1/ Redonner de la cohérence à notre système de santé. La politique du médicament ne peut être appréhendée en dehors d’une politique globale de santé. Elle est foncièrement associée aux enjeux de recherche, de développement et de production, et intègre également les conditions d’accès aux traitements innovants. La cohérence de l’ensemble de cet écosystème doit guider la stratégie de santé et être au cœur des politiques publiques.

2/ Gagner en efficience et en agilité pour répondre aux questions de santé publique soulevées par la crise du Covid-19 . Il y a urgence à améliorer notre connaissance des zoonoses, à développer la recherche sur les pathologies négligées, à mieux prévenir les ruptures d’approvisionnement… et aussi tout faire pour accélérer l’accès des patients à l’innovation, domaine dans lequel la France a spectaculairement reculé ces dernières années, qu’il s’agisse de la recherche clinique, des autorisations précoces d’utilisation ou encore des délais administratifs.

«Les politiques de régulation doivent être connectées aux objectifs de politique industrielle. Les pistes sont nombreuses pour ce qui concerne les médicaments d’intérêt stratégique: garantir une stabilité des prix dans la durée, informer sur l’origine de leur fabrication, introduire un critère de site de production dans les marchés hospitaliers...»

3/ Rendre à la France son attractivité. La mondialisation a des effets bénéfiques ! C’est parce que la mobilisation s’est opérée à l’échelle planétaire que nous avons pu soutenir collectivement l’effort de guerre contre le virus. Cependant, le Covid-19 nous invite aussi à imaginer un monde plus équilibré et multicentrique dans lequel l’Europe – et singulièrement la France – retrouverait toute se place. Ce qui impose tout d’abord de savoir consolider le potentiel industriel français et accroître les capacités de production existantes en nous concentrant sur médicaments les plus indispensables. Ce qui signifie aussi de mettre en place des politiques de filières adaptées pour attirer la production des médicaments du futur – par exemple les biomédicaments ou les thérapies géniques et cellulaires.

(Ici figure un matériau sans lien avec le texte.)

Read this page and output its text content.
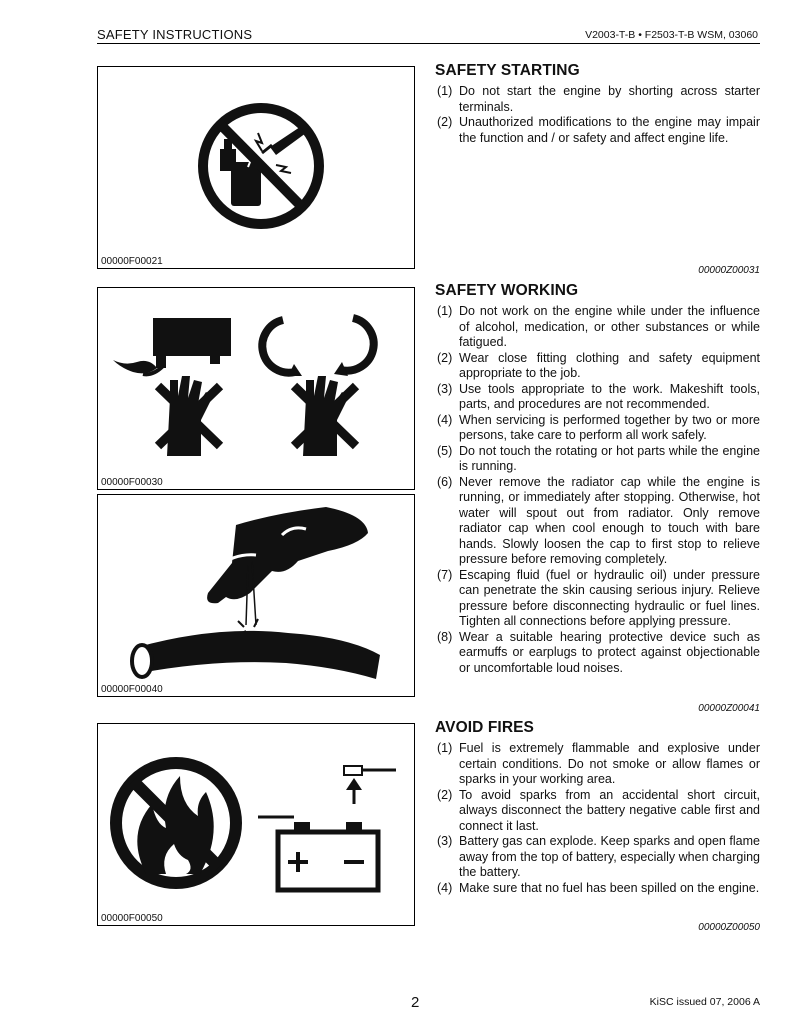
SAFETY INSTRUCTIONS	V2003-T-B • F2503-T-B WSM, 03060
00000F00021
00000F00030
00000F00040
00000F00050
SAFETY STARTING
(1) Do not start the engine by shorting across starter terminals.
(2) Unauthorized modifications to the engine may impair the function and / or safety and affect engine life.
00000Z00031
SAFETY WORKING
(1) Do not work on the engine while under the influence of alcohol, medication, or other substances or while fatigued.
(2) Wear close fitting clothing and safety equipment appropriate to the job.
(3) Use tools appropriate to the work. Makeshift tools, parts, and procedures are not recommended.
(4) When servicing is performed together by two or more persons, take care to perform all work safely.
(5) Do not touch the rotating or hot parts while the engine is running.
(6) Never remove the radiator cap while the engine is running, or immediately after stopping. Otherwise, hot water will spout out from radiator. Only remove radiator cap when cool enough to touch with bare hands. Slowly loosen the cap to first stop to relieve pressure before removing completely.
(7) Escaping fluid (fuel or hydraulic oil) under pressure can penetrate the skin causing serious injury. Relieve pressure before disconnecting hydraulic or fuel lines. Tighten all connections before applying pressure.
(8) Wear a suitable hearing protective device such as earmuffs or earplugs to protect against objectionable or uncomfortable loud noises.
00000Z00041
AVOID FIRES
(1) Fuel is extremely flammable and explosive under certain conditions. Do not smoke or allow flames or sparks in your working area.
(2) To avoid sparks from an accidental short circuit, always disconnect the battery negative cable first and connect it last.
(3) Battery gas can explode. Keep sparks and open flame away from the top of battery, especially when charging the battery.
(4) Make sure that no fuel has been spilled on the engine.
00000Z00050
2	KiSC issued 07, 2006 A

4/ Retrouver une compétitivité internationale. Les politiques de régulation doivent être connectées à ces objectifs de politique industrielle. Les pistes sont nombreuses pour ce qui concerne les médicaments d’intérêt stratégique : garantir une stabilité des prix dans la durée, informer sur l’origine de leur fabrication, introduire un critère de site de production dans les marchés hospitaliers, sanctuariser un financement de ces médicaments échappant à la régulation. De même, pour les médicaments innovants, de nouveaux modes de financements – eux-mêmes innovants – devraient s’appliquer, telle la constitution d’un fonds de financement de l’innovation, ou encore la mise en place de mécanismes de prise en charge adaptés à la réalité de ces nouveaux traitements.

5/ Rendre notre système plus démocratique. Les objectifs d’économies prévus sur le médicament en loi de financement de la Sécurité sociale ne peuvent être décorrélés de la réalité du marché. Nous devons nous assurer que le Parlement connaisse le montant exact des efforts d’économies demandés au secteur pharmaceutique ; il doit aussi pouvoir en contrôler l’exécution. Le dialogue conventionnel doit également toujours être préféré à l’unilatéralisme de l’administration.

Sur tous ces sujets, les entreprises du médicament sont en capacité d’apporter des réponses pour rebâtir collectivement notre système de santé. Il en va de notre responsabilité pour construire le monde de demain. Mais, pour être véritablement en rupture, ces propositions doivent s’accompagner d’une politique du médicament qui s’inscrive dans la durée – rendant possible les relocalisations d’activités – et être pensée dans une perspective européenne.

Les toutes prochaines années proposent un agenda exceptionnel pour nous saisir de ces questions à travers la gestion du post-crise, l’accueil d’une vague de traitements innovants sans précédent et une campagne présidentielle où la santé sera au cœur des attentes des Français.

Ne passons pas à côté de cette occasion singulière.

Frédéric Collet est président du Leem (Les entreprises du médicament).